The court found that additional Chinese records substantiated that finding, including administrative materials detailing the Chamber's price coordination role in the Vitamin C industry, as well as contemporaneous industry records and notes from the Vitamin C Coordination Group meetings, which all corroborated the finding that Chinese law required coordination on supply and prices. 

Finally, the court examined (again) the submissions that the Ministry had made during the case and concluded that they confirmed its finding that Chinese law required the defendants to coordinate and fix prices.  All of this resulted in the court's conclusion that it was impossible for the defendants to comply with U.S. antitrust law and Chinese law, and, therefore, a "true conflict" existed—requiring deference to Chinese law under principles of international comity.

Additionally, the court looked at the:

  • Nationality of the parties and site of anticompetitive conduct—all in China.
  • Effectiveness of enforcement and alternative remedies—the consequences of enforcing the judgment were uncertain and did not impact the court's decision.
  • Foreseeable harms to American commerce—the only factor that weighed against dismissal because the harm to American commerce was foreseeable.
  • Reciprocity—"the U.S. government would undoubtedly expect the Chinese court to recognize a valid defense that U.S. law required the American exporter's conduct."
  • Possible effect upon foreign relations—China was greatly concerned about the case, while the U.S. State Department had not participated or even signaled its view.

Takeaways

While the defendants in the Vitamin C situation are on the winning side of this latest decision, they had to engage in years of expensive and burdensome litigation to get there, with the help of a very narrow and rarely applicable defense, and yet another appeal to the Supreme Court still remains possible. 

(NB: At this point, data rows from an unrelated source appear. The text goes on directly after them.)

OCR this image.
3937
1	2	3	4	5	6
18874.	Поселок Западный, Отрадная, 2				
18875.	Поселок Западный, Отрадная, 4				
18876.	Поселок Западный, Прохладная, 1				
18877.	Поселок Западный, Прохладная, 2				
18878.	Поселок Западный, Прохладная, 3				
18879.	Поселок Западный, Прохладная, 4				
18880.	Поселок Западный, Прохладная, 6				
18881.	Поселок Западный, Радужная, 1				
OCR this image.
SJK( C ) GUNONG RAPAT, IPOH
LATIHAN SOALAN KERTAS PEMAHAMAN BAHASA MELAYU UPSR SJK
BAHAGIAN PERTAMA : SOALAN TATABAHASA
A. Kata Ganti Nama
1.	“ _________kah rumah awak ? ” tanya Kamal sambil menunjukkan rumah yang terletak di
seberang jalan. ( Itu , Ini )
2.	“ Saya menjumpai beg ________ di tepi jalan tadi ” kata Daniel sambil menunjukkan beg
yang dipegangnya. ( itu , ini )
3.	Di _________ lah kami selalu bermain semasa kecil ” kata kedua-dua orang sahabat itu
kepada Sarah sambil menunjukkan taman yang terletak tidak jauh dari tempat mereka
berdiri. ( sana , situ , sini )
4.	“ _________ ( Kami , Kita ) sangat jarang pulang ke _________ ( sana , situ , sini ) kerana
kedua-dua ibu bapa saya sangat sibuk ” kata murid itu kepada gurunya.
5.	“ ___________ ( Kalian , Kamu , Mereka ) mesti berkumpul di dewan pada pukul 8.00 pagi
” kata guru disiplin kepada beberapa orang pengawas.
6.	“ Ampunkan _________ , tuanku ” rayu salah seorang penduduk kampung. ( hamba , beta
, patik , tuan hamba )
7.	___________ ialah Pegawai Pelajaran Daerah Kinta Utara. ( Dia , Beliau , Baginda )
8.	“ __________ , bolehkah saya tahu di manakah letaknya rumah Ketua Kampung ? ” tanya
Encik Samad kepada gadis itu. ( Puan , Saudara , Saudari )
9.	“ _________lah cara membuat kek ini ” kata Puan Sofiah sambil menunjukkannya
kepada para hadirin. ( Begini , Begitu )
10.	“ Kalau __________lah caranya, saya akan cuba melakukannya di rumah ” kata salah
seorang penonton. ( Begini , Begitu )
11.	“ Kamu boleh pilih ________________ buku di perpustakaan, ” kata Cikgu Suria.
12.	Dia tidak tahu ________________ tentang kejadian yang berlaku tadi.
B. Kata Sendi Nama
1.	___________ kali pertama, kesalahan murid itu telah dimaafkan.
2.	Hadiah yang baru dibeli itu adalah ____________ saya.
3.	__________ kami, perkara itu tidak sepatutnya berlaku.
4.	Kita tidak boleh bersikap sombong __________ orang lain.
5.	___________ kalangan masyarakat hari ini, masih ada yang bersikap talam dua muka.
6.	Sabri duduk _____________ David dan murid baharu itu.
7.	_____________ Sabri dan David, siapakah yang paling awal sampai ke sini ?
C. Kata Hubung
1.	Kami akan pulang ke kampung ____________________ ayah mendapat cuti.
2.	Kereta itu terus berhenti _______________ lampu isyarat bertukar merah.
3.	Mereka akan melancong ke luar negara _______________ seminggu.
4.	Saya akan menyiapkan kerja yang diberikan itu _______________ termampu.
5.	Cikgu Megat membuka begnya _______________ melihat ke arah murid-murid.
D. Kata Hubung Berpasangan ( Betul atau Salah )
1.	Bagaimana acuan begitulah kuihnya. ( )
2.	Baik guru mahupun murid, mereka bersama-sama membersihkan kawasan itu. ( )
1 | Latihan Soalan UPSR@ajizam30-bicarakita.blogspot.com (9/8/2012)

It is advisable for companies operating abroad who import products to the U.S., or whose products otherwise may make their way into the U.S., to seek guidance of U.S. and home-based counsel before engaging in conduct that is such an obvious violation of U.S. antitrust laws: price-fixing, market allocation, customer allocation, and/or bid-rigging.  With appropriate guidance, it may be possible for companies positioned like those in the Vitamin C case to avoid years of litigation trauma and expense by proactively addressing these and similar issues on the front end.